A empresa não publicou a lista de credores sob o argumento de que a publicação de nomes contriaria a Lei Geral de Proteção de Dados. Vasconcelos explica que a lógica contraria a obrigatoriedade de publicação da listagem, prevista na lei de falências e recuperações judiciais.
Há ainda uma questão a se resolver na área de direito do consumidor, de acordo com ele. Quem comprou passagens futuras pode virar credor da empresa, mas não necessariamente, uma vez que a empresa ainda está operacional. De qualquer forma, credores sem garantia não têm prioridade no recebimento. Recebem depois dos trabalhistas e dos que têm garantias.

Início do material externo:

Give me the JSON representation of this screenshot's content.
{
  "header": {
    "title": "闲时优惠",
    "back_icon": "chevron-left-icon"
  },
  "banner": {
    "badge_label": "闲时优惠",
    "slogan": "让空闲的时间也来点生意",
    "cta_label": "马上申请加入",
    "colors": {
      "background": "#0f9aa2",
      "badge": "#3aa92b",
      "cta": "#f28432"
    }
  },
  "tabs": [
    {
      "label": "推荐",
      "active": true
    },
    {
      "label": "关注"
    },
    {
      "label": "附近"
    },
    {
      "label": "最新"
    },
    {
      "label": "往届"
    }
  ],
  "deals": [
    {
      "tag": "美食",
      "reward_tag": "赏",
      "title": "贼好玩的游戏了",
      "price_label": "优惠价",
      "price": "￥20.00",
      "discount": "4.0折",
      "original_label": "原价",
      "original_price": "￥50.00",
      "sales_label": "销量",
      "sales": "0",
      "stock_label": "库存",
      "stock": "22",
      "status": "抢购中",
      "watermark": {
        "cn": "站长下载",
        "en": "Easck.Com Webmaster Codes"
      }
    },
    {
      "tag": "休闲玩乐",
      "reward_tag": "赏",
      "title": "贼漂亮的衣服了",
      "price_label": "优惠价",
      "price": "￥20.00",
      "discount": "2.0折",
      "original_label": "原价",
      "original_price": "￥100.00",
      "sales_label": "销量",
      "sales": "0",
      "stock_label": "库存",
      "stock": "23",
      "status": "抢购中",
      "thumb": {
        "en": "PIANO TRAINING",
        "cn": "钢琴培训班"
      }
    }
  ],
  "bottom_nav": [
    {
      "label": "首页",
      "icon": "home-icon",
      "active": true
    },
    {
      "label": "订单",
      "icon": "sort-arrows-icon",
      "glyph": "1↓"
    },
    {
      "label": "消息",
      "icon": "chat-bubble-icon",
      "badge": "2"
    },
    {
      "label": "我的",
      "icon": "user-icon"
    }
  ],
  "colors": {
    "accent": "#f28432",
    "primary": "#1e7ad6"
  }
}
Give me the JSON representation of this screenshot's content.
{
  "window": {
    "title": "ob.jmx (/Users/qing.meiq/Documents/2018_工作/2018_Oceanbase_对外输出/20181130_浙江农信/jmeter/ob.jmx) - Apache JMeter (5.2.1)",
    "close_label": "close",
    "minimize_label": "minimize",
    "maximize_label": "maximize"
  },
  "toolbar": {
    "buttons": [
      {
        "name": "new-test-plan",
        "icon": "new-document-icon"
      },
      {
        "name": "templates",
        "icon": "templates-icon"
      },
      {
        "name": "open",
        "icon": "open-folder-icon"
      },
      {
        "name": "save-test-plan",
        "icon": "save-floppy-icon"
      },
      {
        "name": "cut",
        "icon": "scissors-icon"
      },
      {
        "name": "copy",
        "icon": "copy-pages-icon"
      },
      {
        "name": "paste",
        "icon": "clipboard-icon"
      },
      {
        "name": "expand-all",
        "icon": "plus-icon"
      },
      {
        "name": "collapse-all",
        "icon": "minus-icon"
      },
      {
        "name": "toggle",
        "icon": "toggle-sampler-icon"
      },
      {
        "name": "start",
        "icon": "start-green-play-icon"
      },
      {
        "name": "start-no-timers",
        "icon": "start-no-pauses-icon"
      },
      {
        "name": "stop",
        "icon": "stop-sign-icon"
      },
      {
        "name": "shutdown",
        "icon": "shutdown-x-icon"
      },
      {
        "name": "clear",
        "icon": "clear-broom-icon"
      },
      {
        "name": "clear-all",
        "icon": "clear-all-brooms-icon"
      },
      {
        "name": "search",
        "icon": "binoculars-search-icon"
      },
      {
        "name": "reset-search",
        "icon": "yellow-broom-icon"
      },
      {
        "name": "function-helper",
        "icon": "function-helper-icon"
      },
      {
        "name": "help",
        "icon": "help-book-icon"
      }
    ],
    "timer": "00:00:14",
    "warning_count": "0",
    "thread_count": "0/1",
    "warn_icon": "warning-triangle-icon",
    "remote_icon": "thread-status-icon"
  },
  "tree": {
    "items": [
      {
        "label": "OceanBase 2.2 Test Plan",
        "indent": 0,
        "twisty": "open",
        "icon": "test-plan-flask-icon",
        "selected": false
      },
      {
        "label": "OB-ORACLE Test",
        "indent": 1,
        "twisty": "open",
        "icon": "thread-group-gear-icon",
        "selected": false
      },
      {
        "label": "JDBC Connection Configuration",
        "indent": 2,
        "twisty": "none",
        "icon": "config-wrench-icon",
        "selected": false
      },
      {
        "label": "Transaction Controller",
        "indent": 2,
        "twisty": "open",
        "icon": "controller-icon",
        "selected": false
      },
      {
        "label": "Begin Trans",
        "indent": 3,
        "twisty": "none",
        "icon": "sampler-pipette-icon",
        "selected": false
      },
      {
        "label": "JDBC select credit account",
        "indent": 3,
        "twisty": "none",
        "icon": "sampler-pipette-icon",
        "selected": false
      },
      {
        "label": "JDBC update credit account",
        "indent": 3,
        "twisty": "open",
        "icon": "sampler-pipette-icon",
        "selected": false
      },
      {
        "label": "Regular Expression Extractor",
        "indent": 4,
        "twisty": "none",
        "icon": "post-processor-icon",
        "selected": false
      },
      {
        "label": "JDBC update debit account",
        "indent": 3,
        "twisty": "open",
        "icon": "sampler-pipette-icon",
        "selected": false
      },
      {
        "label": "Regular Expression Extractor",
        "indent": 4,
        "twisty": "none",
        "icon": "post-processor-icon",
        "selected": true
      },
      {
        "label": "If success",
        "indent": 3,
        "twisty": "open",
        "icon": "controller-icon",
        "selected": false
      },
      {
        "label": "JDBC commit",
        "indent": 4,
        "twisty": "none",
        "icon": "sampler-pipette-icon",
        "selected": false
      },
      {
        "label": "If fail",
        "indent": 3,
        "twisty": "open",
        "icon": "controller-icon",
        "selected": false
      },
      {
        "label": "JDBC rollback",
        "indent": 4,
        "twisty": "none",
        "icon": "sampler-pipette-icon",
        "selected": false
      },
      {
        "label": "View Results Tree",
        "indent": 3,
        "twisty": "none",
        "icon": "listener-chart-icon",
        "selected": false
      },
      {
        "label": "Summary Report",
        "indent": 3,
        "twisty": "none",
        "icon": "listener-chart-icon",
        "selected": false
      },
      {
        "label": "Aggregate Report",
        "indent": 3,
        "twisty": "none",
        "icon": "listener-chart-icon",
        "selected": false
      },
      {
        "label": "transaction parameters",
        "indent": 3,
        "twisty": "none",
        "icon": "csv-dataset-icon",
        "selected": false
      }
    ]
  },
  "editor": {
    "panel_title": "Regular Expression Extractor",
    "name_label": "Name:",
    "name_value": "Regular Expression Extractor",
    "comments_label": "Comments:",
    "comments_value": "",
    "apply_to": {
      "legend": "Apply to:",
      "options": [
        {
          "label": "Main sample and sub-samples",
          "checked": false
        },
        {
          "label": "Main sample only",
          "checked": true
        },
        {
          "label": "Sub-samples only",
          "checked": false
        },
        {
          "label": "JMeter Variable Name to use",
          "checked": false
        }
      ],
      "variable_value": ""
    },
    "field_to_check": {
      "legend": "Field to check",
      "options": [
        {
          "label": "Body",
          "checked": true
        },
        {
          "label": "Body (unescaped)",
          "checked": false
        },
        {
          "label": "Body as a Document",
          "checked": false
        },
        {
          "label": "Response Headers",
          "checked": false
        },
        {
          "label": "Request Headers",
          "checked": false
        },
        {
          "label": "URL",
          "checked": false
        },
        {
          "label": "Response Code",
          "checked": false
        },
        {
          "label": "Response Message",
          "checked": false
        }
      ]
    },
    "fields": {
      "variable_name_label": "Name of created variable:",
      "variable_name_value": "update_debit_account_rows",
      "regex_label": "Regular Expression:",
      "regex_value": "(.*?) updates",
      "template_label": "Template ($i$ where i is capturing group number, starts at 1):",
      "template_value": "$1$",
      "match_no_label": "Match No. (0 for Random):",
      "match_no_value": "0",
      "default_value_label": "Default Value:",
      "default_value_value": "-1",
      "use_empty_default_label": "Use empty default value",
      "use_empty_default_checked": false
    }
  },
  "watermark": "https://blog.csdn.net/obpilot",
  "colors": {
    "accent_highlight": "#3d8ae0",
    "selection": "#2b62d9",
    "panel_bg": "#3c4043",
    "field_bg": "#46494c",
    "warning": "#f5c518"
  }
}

"A empresa pediu uma tutela de urgência, diferentemente do modelo da Americanas e da Oi, que solicitaram uma cautelar que antecipasse os efeitos da recuperação judicial para negociar com os credores. Aqui, a 123Milhas já pediu a recuperação, mas pediu que o juiz impeça cobranças desde já", explica Vasconcelos.
Para Ana Carolina Monteiro, sócia do Cascione, a recuperação judicial da 123Milhas precisará, para ser viável, de injeções de capital.
"Os credores financeiros, em especial os bancos, precisam entender se as dificuldades são uma situação de mercado ou se é pontual, apenas da empresa. De qualquer forma, a recuperação só vai se resolver se entrar dinheiro novo, o que pode se dar com a entrada de fundos de investimento. A marca 123Milhas é forte, reconhecida, tem valor", afirma ela.
Para tanto, porém, seria preciso reestruturar o passivo e negociar com os consumidores a eventual postergação de viagens, por exemplo.